Je ne connais bien sûr absolument pas le contenu de l’encyclique que nous donnera le Saint Père, mais je voudrais, pour vous inviter à la recevoir avec attention, vous partager deux pistes de réflexion.

Les questions écologiques, tout d’abord, si elles touchent à la préservation de la Création et de l’environnement, ont fondamentalement un enjeu social. On a pu reprocher à l’écologie de ne relever que d’un certain romantisme bucolique ou de ne pas toucher au cœur des questions urgentes de la vie sociale. Nous le savons, il n’en est rien. Toutes les études le montrent, les modifications écologiques accélérées par l’activité croissante et incontrôlée de l’homme toucheront d’abord les plus pauvres. La désertification comme la montée de la température des eaux, par exemple, vont provoquer une raréfaction des ressources en nourriture auxquelles les plus pauvres ont accès. Les plus favorisés s’en sortiront toujours – ou presque –, les plus démunis deviendront encore plus démunis. Cela n’est pas acceptable.Nous ne pouvons donc faire l’économie de réfléchir avec tous à ces questions.
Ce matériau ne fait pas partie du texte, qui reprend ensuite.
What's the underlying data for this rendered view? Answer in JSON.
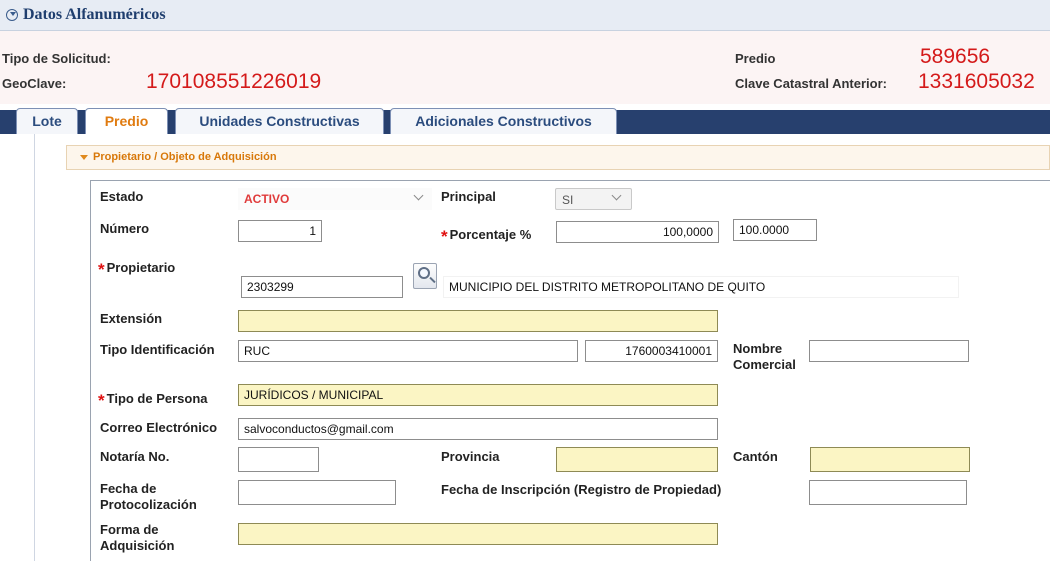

Les questions écologiques nous invitent ensuite aussi à réfléchir à la place de l’intelligence dans le rapport à la création, c’est-à-dire dans la relation à notre environnement et à la personne humaine en général. Dans un très beau livre intitulé « Vert comme l’espérance », Nicole Echivard, réfléchit à cette question. Le progrès s’est construit à partir d’une grande confiance dans l’intelligence et son déploiement de manière déterminée. Cela a été souvent pour le meilleur, mais aussi parfois pour le pire. L’intelligence s’est nourrie de la conviction qu’elle pouvait dominer tout, modeler indéfiniment le réel à sa guise, y puiser comme dans une carrière toujours disponible,sans être attentif à ses rythmes, à ce qu’elle portait. L’intelligence est ainsi devenue « prédatrice» , brisant son alliance naturelle avec la réalité. Il y a une forme de rationalisme et de positivisme qui tout en ayant permis des avancées fulgurantes a aussi conduit à la situation que nous connaissons. Il y a donc urgence à renouveler notre conception de l’intelligence. Si nous ne pouvons que souhaiter qu’elle reste créative et déterminée, elle ne le sera justement – c’est-à-dire au service de l’homme et de l’humanité – que si elle retrouve une authentique humilité qui lui fera renoncer au fantasme de toute puissance mais la rendra attentive au rythme de ce qui est donné et à son sens pour là y chercher et y ouvrir de nouveaux chemins possibles.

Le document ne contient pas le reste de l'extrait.